One church did indicate that it is feasible for many churches to struggle with their acceptance of people being gay while still supporting and promoting health among congregants and community members who are gay. At an AME church in Manhattan – perhaps the most actively engaged in HIV prevention activities among all of the churches they explored – parishioners spoke of using the body-spirit connection in the context of risk reduction:
Female: "We have to protect ourselves. The only way we protect ourselves is through a barrier mass, to have a barrier there. We don’t condone the kids to have – you know, there’s free will of choice.
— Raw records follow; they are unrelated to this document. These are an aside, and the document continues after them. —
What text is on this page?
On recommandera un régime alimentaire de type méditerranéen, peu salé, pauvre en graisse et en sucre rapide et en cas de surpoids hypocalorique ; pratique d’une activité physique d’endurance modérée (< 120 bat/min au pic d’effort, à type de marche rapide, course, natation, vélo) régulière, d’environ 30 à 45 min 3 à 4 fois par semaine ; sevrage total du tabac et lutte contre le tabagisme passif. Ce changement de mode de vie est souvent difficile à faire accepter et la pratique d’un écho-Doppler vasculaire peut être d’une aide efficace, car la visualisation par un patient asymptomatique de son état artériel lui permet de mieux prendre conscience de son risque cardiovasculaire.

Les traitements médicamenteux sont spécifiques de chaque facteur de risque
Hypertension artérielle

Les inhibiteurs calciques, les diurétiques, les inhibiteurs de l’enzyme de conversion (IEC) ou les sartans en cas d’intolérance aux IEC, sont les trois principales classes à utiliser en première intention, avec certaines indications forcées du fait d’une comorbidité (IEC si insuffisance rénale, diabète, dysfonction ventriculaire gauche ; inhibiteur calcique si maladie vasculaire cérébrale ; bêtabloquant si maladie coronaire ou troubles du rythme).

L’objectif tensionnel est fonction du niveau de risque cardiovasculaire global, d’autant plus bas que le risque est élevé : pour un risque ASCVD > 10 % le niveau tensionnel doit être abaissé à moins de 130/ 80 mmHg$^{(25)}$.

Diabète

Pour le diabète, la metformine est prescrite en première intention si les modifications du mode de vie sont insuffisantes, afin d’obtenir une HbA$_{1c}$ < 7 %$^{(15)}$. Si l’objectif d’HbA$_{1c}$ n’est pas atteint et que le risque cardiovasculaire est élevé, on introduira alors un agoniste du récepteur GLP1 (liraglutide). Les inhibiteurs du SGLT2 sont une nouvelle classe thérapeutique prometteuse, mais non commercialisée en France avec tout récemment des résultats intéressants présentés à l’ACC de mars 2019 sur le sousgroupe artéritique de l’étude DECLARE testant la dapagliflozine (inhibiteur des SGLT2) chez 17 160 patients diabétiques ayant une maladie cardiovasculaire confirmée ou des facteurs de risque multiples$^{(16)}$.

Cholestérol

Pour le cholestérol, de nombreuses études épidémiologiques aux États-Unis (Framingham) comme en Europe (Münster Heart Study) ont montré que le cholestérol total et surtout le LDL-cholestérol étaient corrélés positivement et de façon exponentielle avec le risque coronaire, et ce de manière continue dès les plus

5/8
Your body is the temple of God and if you go take – step out, cover yourself…"
Male: "You have to protect yourself because you love you and our pastor talks about loving and if a person loves you enough they’ll go and get tested, but in the meantime, if you won’t wanna do all that because we are flesh and we want to enjoy sex, here are some condoms. We have a variety of condoms for whatever needs you might have."
In conclusion, the report found that while the ‘Love the sinner, hate the sin’ and ‘Don’t ask, don’t tell’ ideologies represent challenges to community-level prevention, the ‘Your body is a temple’ ideology represents a missed opportunity for church-based efforts to prevent HIV among Black gay and bisexual men. The link between spiritual and physical health can be used for HIV prevention/condom promotion and to promote self-care as an act of Christian devotion.